Reading Van Gogh
Elizabeth Barks Cox
Reading Van Gogh
Elizabeth Barks Cox
Vincent Van Gogh, even with his mental illness, poverty, isolation, and persistent failure, reflected compassion remarkable for his own life of rejection. He loved God. He loved beauty. He acknowledged his own shortcomings and was never as good as he wanted to be. He might be an unlikely role model for some, since he was neither saintly nor successful; but his serious attention to human suffering, as well as to beauty in the world around him, gave this author a different vision. In a nation that lives inside the politics of the day, reveling in the constant wish to be right, or for others to be wrong, these essays might prove to be an antidote.
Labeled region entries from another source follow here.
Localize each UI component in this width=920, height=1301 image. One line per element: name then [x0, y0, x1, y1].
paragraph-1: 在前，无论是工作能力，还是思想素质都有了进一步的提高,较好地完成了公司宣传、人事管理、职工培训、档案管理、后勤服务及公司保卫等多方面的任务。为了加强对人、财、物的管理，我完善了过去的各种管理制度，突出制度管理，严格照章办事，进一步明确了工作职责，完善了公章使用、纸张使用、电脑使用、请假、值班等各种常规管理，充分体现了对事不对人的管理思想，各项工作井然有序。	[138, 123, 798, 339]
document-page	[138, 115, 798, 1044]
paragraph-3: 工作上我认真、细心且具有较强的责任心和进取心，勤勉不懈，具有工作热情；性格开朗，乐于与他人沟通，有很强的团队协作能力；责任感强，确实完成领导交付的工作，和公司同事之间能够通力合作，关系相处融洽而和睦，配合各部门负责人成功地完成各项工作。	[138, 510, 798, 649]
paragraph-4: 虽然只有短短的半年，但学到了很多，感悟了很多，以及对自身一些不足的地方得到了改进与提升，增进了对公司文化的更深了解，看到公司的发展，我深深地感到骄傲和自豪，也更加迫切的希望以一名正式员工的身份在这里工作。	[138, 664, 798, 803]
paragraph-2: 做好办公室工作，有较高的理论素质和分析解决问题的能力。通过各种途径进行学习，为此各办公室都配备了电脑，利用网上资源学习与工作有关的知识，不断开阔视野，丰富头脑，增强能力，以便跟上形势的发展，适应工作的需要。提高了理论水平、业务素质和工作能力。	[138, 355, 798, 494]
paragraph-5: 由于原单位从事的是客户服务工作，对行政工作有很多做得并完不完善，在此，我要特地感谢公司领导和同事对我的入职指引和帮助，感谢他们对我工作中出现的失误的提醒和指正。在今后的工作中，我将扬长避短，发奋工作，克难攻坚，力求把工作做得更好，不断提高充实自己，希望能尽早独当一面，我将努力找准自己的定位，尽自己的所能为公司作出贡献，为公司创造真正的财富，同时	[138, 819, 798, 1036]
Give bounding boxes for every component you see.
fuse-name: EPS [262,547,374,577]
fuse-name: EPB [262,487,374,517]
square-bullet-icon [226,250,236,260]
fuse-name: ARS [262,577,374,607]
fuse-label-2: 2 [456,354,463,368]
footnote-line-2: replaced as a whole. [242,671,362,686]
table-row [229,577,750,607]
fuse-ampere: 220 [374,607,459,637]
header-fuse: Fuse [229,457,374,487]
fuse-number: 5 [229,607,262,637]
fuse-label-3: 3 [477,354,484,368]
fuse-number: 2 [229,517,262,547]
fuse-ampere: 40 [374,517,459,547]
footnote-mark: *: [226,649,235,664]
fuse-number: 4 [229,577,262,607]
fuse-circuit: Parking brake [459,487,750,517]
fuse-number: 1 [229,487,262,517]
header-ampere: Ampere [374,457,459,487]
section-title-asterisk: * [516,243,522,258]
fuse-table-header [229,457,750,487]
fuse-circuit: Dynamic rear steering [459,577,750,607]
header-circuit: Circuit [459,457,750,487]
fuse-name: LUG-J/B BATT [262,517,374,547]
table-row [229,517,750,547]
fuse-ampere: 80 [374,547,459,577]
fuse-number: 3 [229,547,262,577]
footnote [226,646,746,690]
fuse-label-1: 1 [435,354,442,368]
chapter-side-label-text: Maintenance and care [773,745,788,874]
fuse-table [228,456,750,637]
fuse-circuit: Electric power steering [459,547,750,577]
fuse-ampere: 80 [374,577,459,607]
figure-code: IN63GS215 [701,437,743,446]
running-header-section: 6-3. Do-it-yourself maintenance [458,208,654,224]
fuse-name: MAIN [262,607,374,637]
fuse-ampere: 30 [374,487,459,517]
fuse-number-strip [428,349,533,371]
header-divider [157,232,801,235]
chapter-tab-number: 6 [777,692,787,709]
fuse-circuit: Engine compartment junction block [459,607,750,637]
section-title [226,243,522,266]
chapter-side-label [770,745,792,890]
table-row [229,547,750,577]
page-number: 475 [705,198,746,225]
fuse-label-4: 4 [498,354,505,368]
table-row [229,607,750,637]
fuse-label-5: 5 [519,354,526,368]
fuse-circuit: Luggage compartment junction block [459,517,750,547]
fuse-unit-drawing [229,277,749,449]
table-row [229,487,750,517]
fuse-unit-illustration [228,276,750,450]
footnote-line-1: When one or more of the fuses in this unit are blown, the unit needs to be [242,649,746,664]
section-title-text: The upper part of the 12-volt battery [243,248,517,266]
Cox writes about her own experiences, sometimes imprudent, sometimes profound: weeks spent living in a homeless shelter in New York City, a trip to the Mid-East where she visited Yasser Arafat in his compound, an unexpectedly impacting Alaskan adventure, working with abused/neglected children, and the explorations of the mind through reading. Each experience reflected and gave insight into what this author lacked, while deepening a sympathy learned from those around her, always trying to cross that bridge of understanding. One section titled ""Prayer Walks"" includes a more daily pursuit into a life of ""paying attention."" Reading Van Gogh plunges into the ideas of psychologists, artists, poets, physicists, and fiction writers who combine reason, imagination, and experience in a way that might enlarge, or even change, the definitions we live by.